Dans une lettre signée par la majorité de ses membres, il accuse Karen Bird de violence latérale dans le cadre d’une rencontre effectuée à Edmonton l’année dernière.

La Fondation canadienne des relations raciales définit la violence latérale comme violence déplacée dirigée contre ses pairs plutôt que sur ses adversaires.

Il s’agirait d’un cycle de violences qui trouve ses racines dans des facteurs tels que la colonisation, l’oppression, les traumatismes intergénérationnels et les situations actuelles de racisme et de discrimination, poursuit l'organisme.

Le conseil des aînés ne fournit pas de détails quant à la nature de la violence dénoncée, affirmant avoir discuté de ces problèmes avec la cheffe à deux reprises, soit le 8 février et le 14 avril, après avoir mené une enquête à ce sujet.

La lettre indique que Karen Bird n’a pas répondu par écrit aux recommandations transmises par le conseil des aînés le 1er avril 2022, qu’elle sera donc démise de son rôle en tant que cheffe. Une élection partielle est prévue, selon le document, qui ajoute : La décision est finale et irrévocable.

Karen Bird n’a pas répondu aux demandes d’entrevue de Radio-Canada au sujet des allégations de violence latérale.

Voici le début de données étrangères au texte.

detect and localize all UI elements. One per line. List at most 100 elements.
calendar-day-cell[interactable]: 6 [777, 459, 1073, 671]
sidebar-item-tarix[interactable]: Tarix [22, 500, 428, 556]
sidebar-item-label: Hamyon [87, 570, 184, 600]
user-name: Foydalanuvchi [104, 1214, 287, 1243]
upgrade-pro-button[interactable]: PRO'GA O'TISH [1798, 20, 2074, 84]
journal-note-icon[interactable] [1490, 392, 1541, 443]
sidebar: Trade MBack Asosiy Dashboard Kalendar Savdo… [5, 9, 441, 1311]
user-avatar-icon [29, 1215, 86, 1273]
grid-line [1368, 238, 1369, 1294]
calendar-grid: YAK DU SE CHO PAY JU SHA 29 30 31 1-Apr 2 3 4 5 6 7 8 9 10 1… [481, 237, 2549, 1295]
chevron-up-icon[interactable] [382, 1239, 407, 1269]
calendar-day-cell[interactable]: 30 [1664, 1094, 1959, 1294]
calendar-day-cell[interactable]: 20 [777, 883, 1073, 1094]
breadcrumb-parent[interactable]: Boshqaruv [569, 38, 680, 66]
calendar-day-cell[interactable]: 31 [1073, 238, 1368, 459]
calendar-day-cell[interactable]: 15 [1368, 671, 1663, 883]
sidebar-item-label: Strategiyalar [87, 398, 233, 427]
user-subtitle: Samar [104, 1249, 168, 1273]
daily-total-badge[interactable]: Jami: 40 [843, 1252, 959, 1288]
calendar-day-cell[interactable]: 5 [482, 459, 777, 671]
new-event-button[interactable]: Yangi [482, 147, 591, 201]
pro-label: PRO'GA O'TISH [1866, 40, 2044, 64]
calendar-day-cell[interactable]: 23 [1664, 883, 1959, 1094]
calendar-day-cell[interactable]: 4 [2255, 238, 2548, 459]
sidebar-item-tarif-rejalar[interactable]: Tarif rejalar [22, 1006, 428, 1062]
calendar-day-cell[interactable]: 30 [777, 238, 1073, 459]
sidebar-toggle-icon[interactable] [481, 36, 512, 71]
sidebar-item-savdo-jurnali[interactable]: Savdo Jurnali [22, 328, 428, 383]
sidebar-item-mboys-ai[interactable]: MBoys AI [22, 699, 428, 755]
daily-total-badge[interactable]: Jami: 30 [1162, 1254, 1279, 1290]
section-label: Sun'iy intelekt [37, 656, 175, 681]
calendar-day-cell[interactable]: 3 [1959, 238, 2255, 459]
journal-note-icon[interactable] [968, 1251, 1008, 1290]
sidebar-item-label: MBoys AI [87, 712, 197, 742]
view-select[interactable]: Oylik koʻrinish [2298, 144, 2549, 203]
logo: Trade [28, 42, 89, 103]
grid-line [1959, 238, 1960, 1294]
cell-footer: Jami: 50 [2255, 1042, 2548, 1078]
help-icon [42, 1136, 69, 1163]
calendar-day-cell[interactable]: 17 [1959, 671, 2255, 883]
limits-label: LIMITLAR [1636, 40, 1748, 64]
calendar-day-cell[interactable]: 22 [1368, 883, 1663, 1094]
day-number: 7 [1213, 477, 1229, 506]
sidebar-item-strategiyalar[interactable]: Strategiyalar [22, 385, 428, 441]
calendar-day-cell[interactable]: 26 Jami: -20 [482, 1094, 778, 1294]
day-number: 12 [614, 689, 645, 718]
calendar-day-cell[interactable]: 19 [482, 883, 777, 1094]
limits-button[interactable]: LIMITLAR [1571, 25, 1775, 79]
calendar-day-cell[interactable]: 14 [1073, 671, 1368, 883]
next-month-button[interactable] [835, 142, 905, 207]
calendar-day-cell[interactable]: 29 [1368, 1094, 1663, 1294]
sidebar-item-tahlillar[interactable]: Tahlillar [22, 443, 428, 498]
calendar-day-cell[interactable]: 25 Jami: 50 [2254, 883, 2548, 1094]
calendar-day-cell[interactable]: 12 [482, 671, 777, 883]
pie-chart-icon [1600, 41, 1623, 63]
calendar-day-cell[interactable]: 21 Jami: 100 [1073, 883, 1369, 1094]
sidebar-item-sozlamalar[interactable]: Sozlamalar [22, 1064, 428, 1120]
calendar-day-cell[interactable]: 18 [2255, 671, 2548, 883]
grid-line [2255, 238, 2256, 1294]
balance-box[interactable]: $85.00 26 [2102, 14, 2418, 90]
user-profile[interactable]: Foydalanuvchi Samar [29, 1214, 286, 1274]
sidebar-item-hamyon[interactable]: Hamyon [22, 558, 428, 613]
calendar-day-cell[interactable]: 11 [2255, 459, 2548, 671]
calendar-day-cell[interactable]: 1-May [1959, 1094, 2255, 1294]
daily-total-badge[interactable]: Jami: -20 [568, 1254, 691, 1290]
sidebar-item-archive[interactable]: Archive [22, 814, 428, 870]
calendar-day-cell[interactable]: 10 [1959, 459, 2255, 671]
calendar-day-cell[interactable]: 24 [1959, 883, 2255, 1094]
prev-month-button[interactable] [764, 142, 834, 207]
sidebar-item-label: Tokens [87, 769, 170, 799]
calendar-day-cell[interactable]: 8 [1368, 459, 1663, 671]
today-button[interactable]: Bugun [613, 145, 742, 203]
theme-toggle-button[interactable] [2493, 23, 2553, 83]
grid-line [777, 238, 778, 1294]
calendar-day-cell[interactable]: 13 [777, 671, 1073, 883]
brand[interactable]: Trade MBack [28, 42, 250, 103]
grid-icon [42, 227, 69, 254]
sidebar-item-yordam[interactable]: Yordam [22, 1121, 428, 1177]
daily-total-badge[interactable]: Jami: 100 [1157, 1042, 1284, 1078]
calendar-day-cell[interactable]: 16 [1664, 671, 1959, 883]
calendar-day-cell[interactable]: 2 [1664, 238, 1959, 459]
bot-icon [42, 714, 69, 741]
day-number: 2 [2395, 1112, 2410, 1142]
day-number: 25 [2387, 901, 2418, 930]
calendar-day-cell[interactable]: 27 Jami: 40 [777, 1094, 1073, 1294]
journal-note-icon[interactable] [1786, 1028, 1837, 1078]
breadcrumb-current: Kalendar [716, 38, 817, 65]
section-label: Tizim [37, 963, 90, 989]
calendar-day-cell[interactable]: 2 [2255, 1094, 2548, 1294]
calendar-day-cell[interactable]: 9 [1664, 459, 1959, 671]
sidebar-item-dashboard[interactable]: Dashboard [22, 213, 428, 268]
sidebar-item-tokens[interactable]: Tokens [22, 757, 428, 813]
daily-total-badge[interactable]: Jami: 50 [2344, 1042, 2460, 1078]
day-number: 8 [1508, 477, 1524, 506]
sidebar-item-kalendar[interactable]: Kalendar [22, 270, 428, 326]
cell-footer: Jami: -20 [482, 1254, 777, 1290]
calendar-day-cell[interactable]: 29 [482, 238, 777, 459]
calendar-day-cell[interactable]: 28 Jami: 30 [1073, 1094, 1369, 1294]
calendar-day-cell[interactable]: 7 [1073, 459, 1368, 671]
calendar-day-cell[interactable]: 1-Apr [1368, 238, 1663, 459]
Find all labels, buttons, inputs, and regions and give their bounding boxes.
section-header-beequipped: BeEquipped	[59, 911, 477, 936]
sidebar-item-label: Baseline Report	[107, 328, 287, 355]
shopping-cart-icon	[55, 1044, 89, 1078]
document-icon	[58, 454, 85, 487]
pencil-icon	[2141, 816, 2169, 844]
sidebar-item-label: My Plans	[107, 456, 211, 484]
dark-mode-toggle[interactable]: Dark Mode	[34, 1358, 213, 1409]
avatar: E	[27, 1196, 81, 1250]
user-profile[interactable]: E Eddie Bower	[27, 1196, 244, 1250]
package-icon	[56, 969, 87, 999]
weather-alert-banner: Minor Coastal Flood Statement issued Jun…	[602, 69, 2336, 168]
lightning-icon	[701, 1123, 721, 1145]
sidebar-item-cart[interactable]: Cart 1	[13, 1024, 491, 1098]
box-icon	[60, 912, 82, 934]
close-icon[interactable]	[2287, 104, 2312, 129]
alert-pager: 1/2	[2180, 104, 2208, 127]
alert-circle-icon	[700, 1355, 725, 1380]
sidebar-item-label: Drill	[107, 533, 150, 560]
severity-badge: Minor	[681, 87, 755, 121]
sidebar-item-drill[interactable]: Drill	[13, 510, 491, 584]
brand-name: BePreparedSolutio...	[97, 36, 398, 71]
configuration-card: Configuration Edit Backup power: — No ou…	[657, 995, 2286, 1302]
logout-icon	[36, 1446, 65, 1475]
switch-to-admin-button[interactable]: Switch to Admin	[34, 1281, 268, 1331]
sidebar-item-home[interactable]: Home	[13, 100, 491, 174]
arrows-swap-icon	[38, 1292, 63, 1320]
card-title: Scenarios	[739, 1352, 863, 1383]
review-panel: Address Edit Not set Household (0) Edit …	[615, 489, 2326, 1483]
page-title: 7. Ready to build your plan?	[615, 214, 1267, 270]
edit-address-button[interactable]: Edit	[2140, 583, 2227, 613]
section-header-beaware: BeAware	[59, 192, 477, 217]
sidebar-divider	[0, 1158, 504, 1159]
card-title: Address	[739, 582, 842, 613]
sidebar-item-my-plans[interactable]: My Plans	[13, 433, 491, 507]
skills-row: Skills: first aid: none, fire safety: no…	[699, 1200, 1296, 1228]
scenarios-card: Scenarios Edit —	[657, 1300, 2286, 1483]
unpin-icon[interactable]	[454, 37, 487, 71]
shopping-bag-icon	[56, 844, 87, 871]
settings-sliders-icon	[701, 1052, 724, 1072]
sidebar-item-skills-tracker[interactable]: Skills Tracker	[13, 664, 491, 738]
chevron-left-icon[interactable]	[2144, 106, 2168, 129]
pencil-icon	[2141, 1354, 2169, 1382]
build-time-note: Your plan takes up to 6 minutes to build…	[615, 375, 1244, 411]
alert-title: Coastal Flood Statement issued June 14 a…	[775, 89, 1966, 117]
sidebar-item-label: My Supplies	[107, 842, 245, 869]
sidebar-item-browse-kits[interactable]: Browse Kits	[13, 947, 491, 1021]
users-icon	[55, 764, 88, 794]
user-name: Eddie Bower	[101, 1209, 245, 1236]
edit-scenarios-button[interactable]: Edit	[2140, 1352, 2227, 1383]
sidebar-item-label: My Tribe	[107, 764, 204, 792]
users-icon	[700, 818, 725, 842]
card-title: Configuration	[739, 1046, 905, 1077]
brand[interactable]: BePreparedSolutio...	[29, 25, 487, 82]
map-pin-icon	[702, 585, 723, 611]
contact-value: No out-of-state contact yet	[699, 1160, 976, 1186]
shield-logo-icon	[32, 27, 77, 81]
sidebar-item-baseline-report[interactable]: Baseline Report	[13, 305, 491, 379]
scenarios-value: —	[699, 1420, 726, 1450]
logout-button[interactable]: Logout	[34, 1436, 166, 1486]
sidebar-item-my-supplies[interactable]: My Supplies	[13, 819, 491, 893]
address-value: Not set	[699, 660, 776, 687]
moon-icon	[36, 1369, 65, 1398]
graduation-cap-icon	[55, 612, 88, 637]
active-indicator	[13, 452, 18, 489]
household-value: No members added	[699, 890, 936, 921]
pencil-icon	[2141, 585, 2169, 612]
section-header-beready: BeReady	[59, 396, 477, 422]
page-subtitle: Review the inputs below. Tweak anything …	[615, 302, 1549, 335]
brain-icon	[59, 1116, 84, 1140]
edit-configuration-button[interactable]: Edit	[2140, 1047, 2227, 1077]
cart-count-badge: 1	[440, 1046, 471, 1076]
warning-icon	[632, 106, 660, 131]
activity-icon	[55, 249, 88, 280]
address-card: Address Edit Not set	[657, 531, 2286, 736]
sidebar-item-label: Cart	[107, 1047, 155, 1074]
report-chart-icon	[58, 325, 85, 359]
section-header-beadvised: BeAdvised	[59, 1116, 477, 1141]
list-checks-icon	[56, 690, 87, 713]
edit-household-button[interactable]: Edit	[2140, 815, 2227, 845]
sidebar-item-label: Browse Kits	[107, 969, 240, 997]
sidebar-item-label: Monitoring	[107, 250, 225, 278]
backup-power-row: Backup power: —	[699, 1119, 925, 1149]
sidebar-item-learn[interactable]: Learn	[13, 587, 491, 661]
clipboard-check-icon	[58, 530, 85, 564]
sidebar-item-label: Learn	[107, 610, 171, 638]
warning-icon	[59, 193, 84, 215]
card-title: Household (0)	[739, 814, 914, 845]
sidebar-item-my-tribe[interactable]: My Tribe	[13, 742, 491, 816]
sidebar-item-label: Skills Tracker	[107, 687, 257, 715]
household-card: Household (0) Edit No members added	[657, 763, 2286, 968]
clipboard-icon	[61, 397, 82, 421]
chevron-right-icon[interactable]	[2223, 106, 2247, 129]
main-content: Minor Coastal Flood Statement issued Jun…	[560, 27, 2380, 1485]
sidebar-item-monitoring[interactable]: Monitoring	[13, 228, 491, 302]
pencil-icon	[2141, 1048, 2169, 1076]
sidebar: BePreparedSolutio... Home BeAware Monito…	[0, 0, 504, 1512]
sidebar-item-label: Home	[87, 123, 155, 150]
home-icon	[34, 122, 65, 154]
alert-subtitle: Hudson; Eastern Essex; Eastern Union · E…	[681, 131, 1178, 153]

Je suis encore la cheffe élue de la Première Nation crie Peter Ballantyne, dit cette dernière sur son compte Facebook, ajoutant que le conseil des aînés ne possède pas de pouvoir décisionnel et ne représente pas l’électorat.

Je compte poursuivre le conseil des aînés, étant convaincue que celui-ci a agi sans autorité, affirme Karen Bird dans sa publication. Elle précise qu’une pétition est requise pour que le conseil des aînés puisse prendre une telle décision, mais qu'on ne lui en a pas remis.

Je vais donc poursuivre le mandat qui m’a été confié par la population, écrit-elle.

Selon le code électoral de la Première Nation, les membres du conseil des aînés sont nommés pour représenter leur communauté. Ils sont ensuite élus, ou élus par acclamations si aucun autre candidat ne se présente, à un poste au sein du conseil des aînés. Les mandats durent généralement trois ans.